Outre la richesse de la capitale évoquée par les bulbes dorés visibles au loin, Andrei Serban
insiste sur l’opulence des appartements princiers au II, avec un seul
immense rideau rouge, tandis que le peuple, guerrier (les streltsy) ou
religieux (les Vieux-Croyants), en est réduit à la terre dans toute sa
nudité au III. Cette opposition résolue est résumée par Dosifei dans sa
querelle avec les Princes, où Moussorgski fustige, à travers lui, la
noblesse qui parle tandis que le peuple agit. A la fin de l’ouvrage,
après le dernier tableau saisissant dans les pénombres de la forêt,
Andrei Serban a l’idée géniale de faire se dévêtir les choeurs de leur
cape noire, faisant ainsi apparaitre au sol les cadavres des
Vieux-Croyants sacrifiés au bûcher, une fois la scène vidée. L’ultime
apparition du futur tsar Pierre Le Grand, encore enfant, donne une
dernière image tout aussi impressionnante, en lien avec la fin «ouverte»
voulue par Chostakovitch (Moussorgski n’ayant pu achever la dernière
scène, qu’il pensait dédier à un quintette vocal).

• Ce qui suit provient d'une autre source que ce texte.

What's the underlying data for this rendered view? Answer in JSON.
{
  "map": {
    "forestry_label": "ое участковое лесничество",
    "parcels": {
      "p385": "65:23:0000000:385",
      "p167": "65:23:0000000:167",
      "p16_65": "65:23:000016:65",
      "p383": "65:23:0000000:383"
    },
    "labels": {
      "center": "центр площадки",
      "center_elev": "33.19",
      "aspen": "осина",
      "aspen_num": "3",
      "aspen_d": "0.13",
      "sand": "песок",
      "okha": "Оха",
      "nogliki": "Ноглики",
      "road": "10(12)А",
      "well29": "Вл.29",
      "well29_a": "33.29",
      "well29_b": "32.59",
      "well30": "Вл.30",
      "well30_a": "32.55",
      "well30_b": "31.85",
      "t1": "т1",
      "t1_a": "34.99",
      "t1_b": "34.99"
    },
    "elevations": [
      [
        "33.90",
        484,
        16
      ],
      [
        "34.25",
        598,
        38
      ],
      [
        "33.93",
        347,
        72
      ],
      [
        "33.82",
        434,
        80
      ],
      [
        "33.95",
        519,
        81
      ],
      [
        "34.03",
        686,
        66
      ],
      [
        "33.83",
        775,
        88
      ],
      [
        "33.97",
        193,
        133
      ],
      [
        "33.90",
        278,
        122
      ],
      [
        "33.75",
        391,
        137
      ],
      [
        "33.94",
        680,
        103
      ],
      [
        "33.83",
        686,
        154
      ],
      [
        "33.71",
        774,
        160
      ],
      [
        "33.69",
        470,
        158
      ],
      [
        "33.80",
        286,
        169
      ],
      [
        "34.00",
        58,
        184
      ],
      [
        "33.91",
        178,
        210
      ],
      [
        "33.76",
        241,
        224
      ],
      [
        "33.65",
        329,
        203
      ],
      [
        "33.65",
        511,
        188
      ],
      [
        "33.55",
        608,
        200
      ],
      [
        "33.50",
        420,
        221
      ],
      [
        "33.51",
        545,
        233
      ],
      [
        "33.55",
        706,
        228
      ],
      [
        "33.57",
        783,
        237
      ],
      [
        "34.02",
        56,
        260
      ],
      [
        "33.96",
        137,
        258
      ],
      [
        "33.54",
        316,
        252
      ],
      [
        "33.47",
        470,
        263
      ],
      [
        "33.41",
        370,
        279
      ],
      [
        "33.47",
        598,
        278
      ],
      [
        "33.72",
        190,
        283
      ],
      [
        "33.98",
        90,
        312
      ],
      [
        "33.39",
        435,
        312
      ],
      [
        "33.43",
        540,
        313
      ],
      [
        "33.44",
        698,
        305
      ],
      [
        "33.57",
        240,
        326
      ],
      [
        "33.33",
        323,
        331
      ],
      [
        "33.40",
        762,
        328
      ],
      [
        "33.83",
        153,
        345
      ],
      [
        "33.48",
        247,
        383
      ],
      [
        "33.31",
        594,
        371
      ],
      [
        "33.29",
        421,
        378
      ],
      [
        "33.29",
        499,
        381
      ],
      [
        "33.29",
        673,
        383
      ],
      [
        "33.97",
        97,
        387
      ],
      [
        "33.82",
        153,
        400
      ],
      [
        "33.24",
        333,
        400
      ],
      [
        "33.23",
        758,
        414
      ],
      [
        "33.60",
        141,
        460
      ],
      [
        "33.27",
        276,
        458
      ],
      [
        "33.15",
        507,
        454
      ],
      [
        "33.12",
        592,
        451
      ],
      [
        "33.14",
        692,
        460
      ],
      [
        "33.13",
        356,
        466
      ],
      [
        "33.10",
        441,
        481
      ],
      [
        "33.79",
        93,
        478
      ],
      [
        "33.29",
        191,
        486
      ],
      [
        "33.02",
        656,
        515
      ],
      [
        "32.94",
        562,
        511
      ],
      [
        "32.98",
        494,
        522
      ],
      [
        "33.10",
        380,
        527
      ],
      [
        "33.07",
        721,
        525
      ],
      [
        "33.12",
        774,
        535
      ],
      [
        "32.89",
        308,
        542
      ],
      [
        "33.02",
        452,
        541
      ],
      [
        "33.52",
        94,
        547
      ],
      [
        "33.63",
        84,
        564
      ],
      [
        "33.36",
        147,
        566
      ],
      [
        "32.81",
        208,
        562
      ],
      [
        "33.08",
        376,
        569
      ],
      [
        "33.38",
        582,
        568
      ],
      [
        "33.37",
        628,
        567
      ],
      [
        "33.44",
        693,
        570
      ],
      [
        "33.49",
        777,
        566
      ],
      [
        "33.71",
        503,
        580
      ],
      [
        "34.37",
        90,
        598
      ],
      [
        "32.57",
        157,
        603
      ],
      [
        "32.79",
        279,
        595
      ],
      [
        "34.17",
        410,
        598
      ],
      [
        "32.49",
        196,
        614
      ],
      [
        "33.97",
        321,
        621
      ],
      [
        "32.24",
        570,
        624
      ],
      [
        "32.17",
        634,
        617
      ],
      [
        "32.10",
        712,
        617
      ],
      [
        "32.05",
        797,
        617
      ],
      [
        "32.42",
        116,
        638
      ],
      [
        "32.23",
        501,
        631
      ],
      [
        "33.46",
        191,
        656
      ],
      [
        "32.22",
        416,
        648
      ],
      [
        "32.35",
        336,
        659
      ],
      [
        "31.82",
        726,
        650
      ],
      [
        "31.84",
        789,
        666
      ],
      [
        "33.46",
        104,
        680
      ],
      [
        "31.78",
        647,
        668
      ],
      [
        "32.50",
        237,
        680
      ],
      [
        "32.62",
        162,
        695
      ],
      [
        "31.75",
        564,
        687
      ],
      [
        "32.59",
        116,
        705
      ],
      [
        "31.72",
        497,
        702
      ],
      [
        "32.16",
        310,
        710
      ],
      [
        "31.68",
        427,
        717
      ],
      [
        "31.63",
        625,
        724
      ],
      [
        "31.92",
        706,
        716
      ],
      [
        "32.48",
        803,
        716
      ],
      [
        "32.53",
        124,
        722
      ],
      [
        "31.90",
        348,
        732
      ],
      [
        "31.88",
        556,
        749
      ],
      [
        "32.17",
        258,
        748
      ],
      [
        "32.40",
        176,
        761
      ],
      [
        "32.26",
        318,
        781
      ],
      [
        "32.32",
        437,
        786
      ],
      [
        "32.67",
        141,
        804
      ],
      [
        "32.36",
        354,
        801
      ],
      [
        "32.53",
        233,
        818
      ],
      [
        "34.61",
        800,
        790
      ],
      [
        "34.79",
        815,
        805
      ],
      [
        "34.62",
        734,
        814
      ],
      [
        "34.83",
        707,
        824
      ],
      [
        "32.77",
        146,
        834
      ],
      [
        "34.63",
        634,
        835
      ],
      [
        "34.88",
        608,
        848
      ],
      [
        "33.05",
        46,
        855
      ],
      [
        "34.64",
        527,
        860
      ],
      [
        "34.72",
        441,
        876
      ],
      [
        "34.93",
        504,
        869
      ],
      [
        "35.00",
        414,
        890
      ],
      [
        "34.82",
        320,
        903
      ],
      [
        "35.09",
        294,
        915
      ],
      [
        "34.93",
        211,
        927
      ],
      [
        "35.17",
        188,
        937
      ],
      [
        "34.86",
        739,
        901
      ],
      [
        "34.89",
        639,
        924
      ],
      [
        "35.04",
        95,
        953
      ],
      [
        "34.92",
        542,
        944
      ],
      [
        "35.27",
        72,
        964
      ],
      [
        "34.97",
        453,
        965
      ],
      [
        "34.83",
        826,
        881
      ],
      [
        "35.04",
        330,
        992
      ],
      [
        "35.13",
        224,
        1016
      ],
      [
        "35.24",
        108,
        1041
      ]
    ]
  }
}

La distribution réunie par l’Opéra de
Paris donne plusieurs motifs de satisfaction, sans pour autant donner le
sentiment d’une soirée d’exception. Il revient à Anita Rachvelishvili
(Marfa) la plus belle ovation, comme attendu, du fait de ses moyens
toujours aussi percutant dans les graves, autour d’un timbre cuivré du
plus bel effet. Même si on sent que la mezzo ronge quelque peu son
frein dans la première partie «sérieuse» de la soirée, la fureur des
dernières scènes lui permet de faire éclater son tempérament dramatique
dans toute sa mesure. A ses côtés, Dimitry Ivashchenko
(Ivan Khovanski) reçoit également un accueil chaleureux, du fait de sa
noblesse de ligne, d’une parfaite maitrise technique. On peut seulement
lui reprocher un ton un rien monolithique, mais qui convient bien au
parti-pris de la mise en scène, qui insiste sur sa faiblesse de
caractère et sa déprime latente, peu avant son assassinat au IV.
On aime
aussi le Dosifei tout de majesté sereine de Dmitry Belosseslkiy,
même si quelques engorgements dans l’émission ou décalages (dans la
forêt au V) nous rappelle la lourdeur du rôle sur la durée. On note
aussi les prestations superlatives de Gerhard Siegel (Le Scribe) et Vasily Efimov (Kouzka), aussi en voix que truculents, tandis que John Daszak
(Golitsine) déçoit par un chant débrayé, certes très puissant, mais
bien peu aristocratique. Autre déception avec les faussetés dans le
suraigu arraché de Carole Wilson (Suzanna), Anush Hovhannisyan
(Emma) ou des sopranos du Choeur de l’Opéra national de Paris. En
dehors de cette réserve, ce dernier se montre à la hauteur de
l’événement, surtout côté masculin.
Assez rare en France, le chef allemand Hartmut Haenchen
(né en 1943) donne une leçon de maitrise, imprimant des lignes tout de
souplesse, au service d’un legato aérien. Son attention aux nuances est
un régal tout du long, ce qui permet de ne jamais couvrir le plateau
(assez inégal, comme on l’a vu plus haut).